“Her zaman şuna inandım; moda sadece kadınları güzelleştirmek için değil aynı zamanda onları rahatlatmak ve güven vermek için vardır” Yves Saint Laurent. Nasıl güzel demiş değil mi? Artık sizi sıkan daracık korselerinizden, bir kalıba sokmak isteyen güzellik algısından kurtulmak istiyorsanız, bu adam doğru önderlerden (markasının pahalı ürünlerini tasvip etmiyorum, etmeyeceğim, ki bence Yves Saint Laurent’in kendisi bile bu kadar uçuk fiyatlarla markasının ürünlerinin satılacağını düşünmemiştir. Ha bu arada Yves Saint Laurent sadece o çantasını çok beğendiğini ama gösteriş için çakmasını kullandığınız markadan ibaret değil. Dost acı söyler) 21. yüzyılda alüminyum folyo giymek yerine doğru düzgün bir şeyler giyiyorsak, YSL bunun en büyük mümessillerinden biridir. Bu cümlemi bir kenara yazın. Yves Saint Laurent, her doğuştan sanatçı gibi içinde hüznü ve güvensizliği barındıran bir insandı. Kadınlara büyük bir hayranlığı vardı. Ve bu hayranlığını şöyle anlattı:’Kadınları kullanmadım, onlara hizmet ettim’.
7 2
Hayat arkadaşı Pierre Berge ise YSL’nin kadınlara olan hayranlığını şöyle tanımlıyor: ‘Coco kadınlara özgürlük, YSL ise güç verdi’. Yves Saint Laurent, transparana kullandı, turuncu ve fuşya gibi renklerden gece elbiseleri yaptı, defilelerinde siyahi mankenlere yer verdi. Peki bitti mi? Yoo dostum yoo! Bugün ‘maskulen kadın’ düsturu varsa, bunun mimarı YSL’dir.
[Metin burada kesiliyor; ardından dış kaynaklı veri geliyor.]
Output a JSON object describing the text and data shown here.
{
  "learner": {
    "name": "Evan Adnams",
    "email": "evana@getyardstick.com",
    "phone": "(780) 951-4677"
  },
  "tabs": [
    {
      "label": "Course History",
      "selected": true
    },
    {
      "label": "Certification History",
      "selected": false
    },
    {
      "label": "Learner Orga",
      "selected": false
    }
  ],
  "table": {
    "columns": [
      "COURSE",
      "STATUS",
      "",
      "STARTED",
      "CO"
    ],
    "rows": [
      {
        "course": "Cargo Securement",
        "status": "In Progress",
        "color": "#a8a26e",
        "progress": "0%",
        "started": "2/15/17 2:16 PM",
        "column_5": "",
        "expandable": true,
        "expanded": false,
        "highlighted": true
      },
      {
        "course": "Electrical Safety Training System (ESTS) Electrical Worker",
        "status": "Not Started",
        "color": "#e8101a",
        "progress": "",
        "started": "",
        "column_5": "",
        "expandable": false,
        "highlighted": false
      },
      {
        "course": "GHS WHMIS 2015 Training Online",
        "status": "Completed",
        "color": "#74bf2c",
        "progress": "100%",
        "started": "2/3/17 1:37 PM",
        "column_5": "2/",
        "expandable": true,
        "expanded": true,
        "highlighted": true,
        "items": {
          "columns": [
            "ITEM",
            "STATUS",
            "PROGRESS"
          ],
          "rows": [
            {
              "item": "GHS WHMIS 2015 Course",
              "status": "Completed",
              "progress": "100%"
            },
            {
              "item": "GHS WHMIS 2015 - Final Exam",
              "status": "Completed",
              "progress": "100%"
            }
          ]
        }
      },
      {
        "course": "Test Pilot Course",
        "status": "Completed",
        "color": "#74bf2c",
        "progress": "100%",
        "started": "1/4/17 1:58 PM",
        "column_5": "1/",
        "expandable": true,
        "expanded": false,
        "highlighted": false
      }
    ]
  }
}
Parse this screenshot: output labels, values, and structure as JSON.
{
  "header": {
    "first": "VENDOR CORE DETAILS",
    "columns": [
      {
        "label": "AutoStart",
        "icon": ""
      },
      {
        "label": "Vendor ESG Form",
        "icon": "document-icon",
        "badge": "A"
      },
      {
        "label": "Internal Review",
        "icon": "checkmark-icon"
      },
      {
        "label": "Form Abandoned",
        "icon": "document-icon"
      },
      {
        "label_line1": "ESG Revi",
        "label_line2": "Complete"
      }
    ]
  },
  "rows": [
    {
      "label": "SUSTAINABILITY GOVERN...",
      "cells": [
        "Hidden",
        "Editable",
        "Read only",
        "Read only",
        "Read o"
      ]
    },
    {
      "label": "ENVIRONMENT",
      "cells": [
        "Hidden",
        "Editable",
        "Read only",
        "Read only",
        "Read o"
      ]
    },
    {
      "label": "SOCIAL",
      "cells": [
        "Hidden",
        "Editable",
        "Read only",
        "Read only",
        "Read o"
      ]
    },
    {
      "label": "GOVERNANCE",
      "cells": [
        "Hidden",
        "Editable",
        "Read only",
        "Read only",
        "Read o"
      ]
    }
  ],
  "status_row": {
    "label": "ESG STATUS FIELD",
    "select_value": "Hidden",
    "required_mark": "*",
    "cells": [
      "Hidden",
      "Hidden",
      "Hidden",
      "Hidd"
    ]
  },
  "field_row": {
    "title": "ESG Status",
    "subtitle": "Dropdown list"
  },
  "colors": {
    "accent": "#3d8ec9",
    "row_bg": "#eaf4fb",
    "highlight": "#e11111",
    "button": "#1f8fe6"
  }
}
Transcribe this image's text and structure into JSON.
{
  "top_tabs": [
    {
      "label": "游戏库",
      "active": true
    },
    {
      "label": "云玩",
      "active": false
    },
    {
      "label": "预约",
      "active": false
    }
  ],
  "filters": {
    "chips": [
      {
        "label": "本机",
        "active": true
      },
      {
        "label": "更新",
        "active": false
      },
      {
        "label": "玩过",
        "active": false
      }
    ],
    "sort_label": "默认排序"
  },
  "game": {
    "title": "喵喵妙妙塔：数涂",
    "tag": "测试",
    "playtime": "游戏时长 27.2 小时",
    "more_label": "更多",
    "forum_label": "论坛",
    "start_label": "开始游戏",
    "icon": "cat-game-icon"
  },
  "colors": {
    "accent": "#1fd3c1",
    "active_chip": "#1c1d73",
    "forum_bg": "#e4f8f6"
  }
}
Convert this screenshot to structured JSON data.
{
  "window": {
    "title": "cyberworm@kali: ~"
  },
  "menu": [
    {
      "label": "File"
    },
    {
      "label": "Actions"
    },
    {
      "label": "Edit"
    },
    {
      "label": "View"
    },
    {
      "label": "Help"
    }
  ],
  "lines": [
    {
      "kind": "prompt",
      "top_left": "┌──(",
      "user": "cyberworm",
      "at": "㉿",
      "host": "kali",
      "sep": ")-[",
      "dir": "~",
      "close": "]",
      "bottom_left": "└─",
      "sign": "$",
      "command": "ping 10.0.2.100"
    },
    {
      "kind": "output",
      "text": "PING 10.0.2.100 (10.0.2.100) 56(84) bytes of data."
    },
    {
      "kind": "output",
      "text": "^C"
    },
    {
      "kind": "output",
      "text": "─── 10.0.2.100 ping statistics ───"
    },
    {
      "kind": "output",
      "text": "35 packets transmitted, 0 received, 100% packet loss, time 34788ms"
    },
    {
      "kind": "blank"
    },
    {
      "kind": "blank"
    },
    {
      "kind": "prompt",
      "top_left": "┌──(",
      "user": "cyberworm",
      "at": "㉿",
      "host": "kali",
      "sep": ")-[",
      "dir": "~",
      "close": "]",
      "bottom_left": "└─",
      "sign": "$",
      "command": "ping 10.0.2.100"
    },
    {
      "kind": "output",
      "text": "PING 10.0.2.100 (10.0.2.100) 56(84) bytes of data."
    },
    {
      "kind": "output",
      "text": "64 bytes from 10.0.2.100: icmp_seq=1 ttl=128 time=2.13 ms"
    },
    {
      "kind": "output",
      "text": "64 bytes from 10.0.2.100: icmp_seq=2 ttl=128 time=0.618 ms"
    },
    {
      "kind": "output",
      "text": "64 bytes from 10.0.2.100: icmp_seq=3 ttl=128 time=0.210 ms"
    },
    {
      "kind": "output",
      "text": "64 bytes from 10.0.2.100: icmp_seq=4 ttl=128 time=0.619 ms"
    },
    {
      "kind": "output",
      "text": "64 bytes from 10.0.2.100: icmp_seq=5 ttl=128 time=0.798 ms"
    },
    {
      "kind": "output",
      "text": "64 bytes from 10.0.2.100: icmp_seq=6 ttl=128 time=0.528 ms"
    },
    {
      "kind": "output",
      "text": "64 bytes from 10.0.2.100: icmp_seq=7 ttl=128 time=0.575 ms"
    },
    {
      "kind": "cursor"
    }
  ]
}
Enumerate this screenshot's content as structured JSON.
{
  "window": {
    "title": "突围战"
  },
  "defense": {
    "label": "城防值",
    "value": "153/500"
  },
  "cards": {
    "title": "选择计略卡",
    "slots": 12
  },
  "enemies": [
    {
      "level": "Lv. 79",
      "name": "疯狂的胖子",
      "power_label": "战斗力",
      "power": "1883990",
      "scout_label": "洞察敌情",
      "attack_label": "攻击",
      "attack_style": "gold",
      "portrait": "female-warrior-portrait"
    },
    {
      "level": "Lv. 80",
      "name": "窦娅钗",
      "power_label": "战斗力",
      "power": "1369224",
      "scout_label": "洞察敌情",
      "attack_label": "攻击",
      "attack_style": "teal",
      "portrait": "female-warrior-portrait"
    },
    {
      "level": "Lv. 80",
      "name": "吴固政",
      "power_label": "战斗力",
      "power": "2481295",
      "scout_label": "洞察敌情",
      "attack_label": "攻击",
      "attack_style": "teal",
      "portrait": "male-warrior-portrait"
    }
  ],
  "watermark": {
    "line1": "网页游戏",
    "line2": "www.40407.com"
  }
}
Kadınlara pantolonu, hele ki yasak olduğu halde (ABD’de kadınlara pantolon giymek yasaktı) alelade bir şekilde giydirdi.Kadınlara smokinler dikti. Kadınların giydikleriyle kendinde olan güvenini arttırmasını istedi. Kadınların isyan eder gibi erkekçe pantolon giymelerini istemedi. Aksine pantolonu ve smokini dişi kıldı. En ikonik tasarımı “Le smoking” kadınlar için tasarlanan ilk smokin olmasa da, ana akım moda literatürünün lügatına ilk defa girmişti. “Le Smoking”in kadın cinselliği üzerine bir keşif ve toplumsal cinsiyet rolleri arasında bir oyun olduğunu açıkça ifade ediyordu. Devrim gibi devrim, devrimci gibi devrimci! Yaşasın istediğini giyebilen kadınlar…
7 3
DEMEK BENİ ALDATIRSIN, KESERİM PANTOLONUNU Efendim, gıybet kazanıyla başlayacağım şimdi. Coco Chanel diyorum. Büyük devrimci. Bir rivayete göre Coco Chanel metresi olduğu subay ona canı sıkılmasın diye bir şapka dükkanı açınca modaya atılmış. Ama bu rivayet onun, kadınlara istenildiği takdirde maskülen görünebilecekleri bir stil yaratarak kalıpları kıran devrimci, dava insanı olmanın illa ki sokaklarda bağırmak olmadığını da insanın gözüne gözüne sokan bir kadın olduğu gerçeğini değiştirmiyor, helal olsun be! Uzun çam ağacı gibi eteklerin, nefes almayı imkansız hale getiren korselerin, ‘beni yıka’ diye bağıran acayip bukleli saçların, 5 metre 2000 bin cm çapındaki şapkaların belinin kırmış, rahat kıyafetlerle kadın olmaktan vazgeçilmeden de eşit olunabileceğini göstermiştir. Modanın kadınların en büyük zaafı olarak görüldüğü canına yandığımın dünyasında kadınları pasifize eden taraflarını, güçlü kılmıştır.
7 4
YSL, kadınlara pantolonu ilk giydiren, Coco Chanel kadınlar için pantolonu ilk icat edendir. Ancak yaşadığı dönem toplumunun içerisinde ilk sigara içen, ilk saçlarını kısa kesen ve ilk pantolon giyen kadındır. Daha nasıl güzelleyeyim sayın okuyucu! Ama bende gıybet bitmiyor, rivayet yani. Efendim, Coco’nun pantolonu icat etmesine dair iki rivayet var. İlki döneminde uzun etekler giyildiğinden bir gün ata biniyor yine etekle ve sinirleniyor. Sonra eteğini ortadan ikiye kesip onu dikiyor ve pantolon icat oluyor. Diğer bir rivayet ise Coco’yu sevgilisi aldatıyor. Daha sonra bu sinirle Coco, adamın tüm kıyafetlerini kesip biçip kendine kıyafetler yapıyor (işte aradığım tavır, heheyt) Onu bunu bilmem, pantolon giyiyorsak bu kadının elinden mi çıktı evet, tamam konu kapandı. Okuyucuma not: Coco Chanel’in yaptığı en berbat şey, gece havuzun başında sızıp, sabah uyandığında esmerleşen teniyle ortalıkta fıldır fıldır dolanması yüzünden günümüze kadar gelen bronz ten modasını yaratması. İşte Yves Saint Laurent’i bu yüzden seviyorum.